Much was made of Emma's marvellous change of expression, which her admirers so extolled, but neither Romney nor any other painter ever put on canvas Emma's features distorted or transfigured by real emotion; portrait after portrait shows the same smooth regular face undisturbed by any feeling, the eyes sometimes open wide, sometimes cast down, the lips sometimes parted, sometimes closed, now a look of gravity, now a smile, but never anything but the most superficial change on the flawless unlined countenance, which never showed either the dreadful grandeur of a Cassandra, or the lofty exaltation of a Joan of Arc, but a certain mildness, shallow loveliness that might pass for virginal candour.

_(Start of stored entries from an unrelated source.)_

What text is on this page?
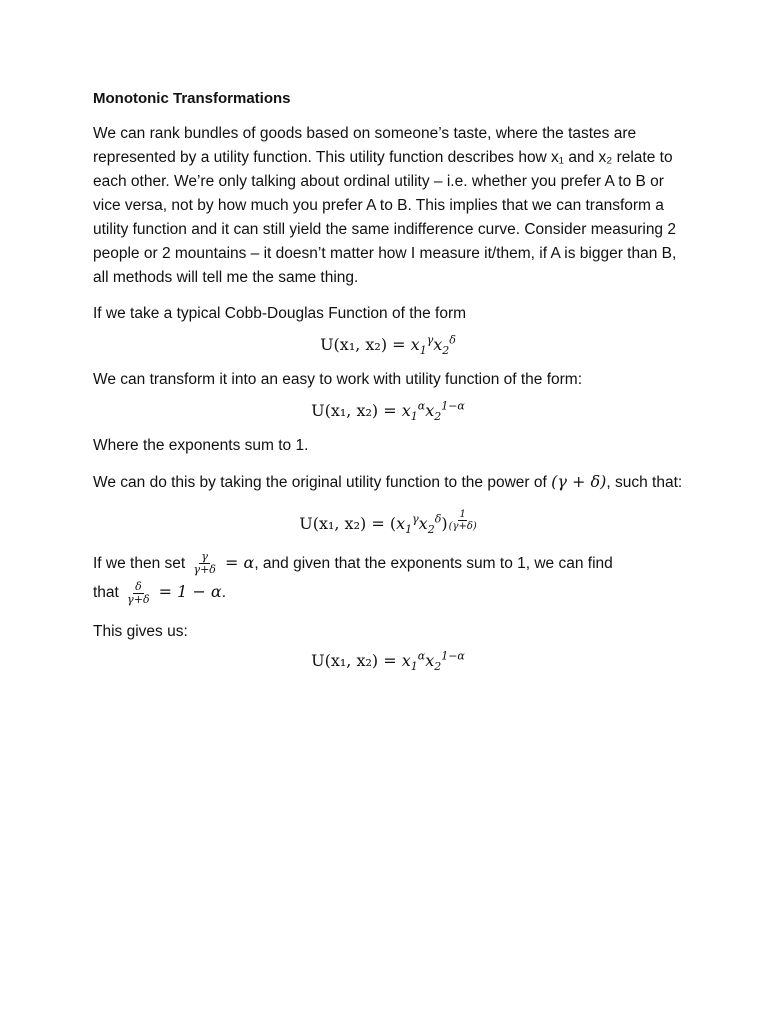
Monotonic Transformations

We can rank bundles of goods based on someone’s taste, where the tastes are represented by a utility function. This utility function describes how x₁ and x₂ relate to each other. We’re only talking about ordinal utility – i.e. whether you prefer A to B or vice versa, not by how much you prefer A to B. This implies that we can transform a utility function and it can still yield the same indifference curve. Consider measuring 2 people or 2 mountains – it doesn’t matter how I measure it/them, if A is bigger than B, all methods will tell me the same thing.

If we take a typical Cobb-Douglas Function of the form

U(x₁, $x_2) = x_1^\gamma x_2^\delta$

We can transform it into an easy to work with utility function of the form:

U(x₁, $x_2) = x_1^\alpha x_2^{1-\alpha}$

Where the exponents sum to 1.

We can do this by taking the original utility function to the power of (γ + δ), such that:

U(x₁, $x_2) = (x_1^\gamma x_2^\delta) \frac{1}{(\gamma+\delta)}$

If we then set $\frac{\gamma}{\gamma+\delta} = \alpha$, and given that the exponents sum to 1, we can find

that $\frac{\delta}{\gamma+\delta} = 1 - \alpha$.

This gives us:

U(x₁, $x_2) = x_1^\alpha x_2^{1-\alpha}$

Romney's technique was devoid of tricks; he made no dangerous experiments, as did Sir Joshua, his downright style was suited to the obvious beauty of his model, with clear steady sweeps of his facile brush, with an expert curve of a limited palette, he placed on his canvas the madders and umbers, the crimson lakes and siennas of his home-ground paints and reproduced with them the firm, rosy flesh tints, the lustrous blue-brown eyes, the auburn locks of Emma.
This method suited his talent, his highly finished work was inclined to be hard, lacking in atmosphere and rather like a painting on porcelain; but in these rapid studies there was breadth and freedom, and they satisfy the eye even when they are unfinished.
In common with the portraitists of his day Romney painted his sitters in a steady studio light that cast only a pale shadow on the face and with imaginary backgrounds, like drop-cloths, that had no relation to the subjects of the picture, but which were hastily roughed in to throw up the figures to advantage. In his ardent studies of Emma, Romney kept to the Titian-like colourings of which he was fond, solid, rich, a golden cream, a rosy white in the carnation, fresh crimson lips, and hair varying according to the scheme of the picture, but always warm in tone, even too hot in the shadows.
Sometimes the Emma pictures were clumsy in finish, the face appearing like a mask, the arms and hands boneless, the figure without structure, the drapery wooden, but this body of work represented a definite achievement in art, which must be credited to both painter and model.
Possibly the most beautiful of all these portraits of Emma is the Ariadne, an exquisite, tender painting where the simple, downcast girl in her plain English attire is as delicate as a rose-petal blown on the canvas. Romney admired what he considered a natural beauty; he disliked the great ladies of Francois Boucher, product of the dressmaker and the dancing master, the grisettes and villagers of Greuze, product of the theatre and the circulating-library novel, and he painted his Emma without frippery or adornment.
Her loveliness was indeed natural, that of the moorland, not the Court, the dairy, not the drawing-room, and even those who found it lacking in breeding, subtlety or refinement had to admit that it owed nothing to the cosmetic box, the hairdresser, the jeweller, or the costumier; Emma's beauty shone most triumphantly in a gown cut like that of a servant-maid with a yard of gauze for a scarf or a milkmaid's straw for a hat.
Romney, himself a peasant, saw no defect that needed softening in the robust and lustrous Emma, when during four years she made his life happy by posing to him, but it is possible that Charles Greville, looking at her with the critical eye of familiarity, and the detached appraisal of the expert, began to perceive the coarseness of the country-girl beneath the glow of the Hebe, the vulgarity of the servant beneath the rich outlines of the goddess; certain it is that after two years' possession of this treasure, he began to scheme how he might be rid of her with full advantage to himself.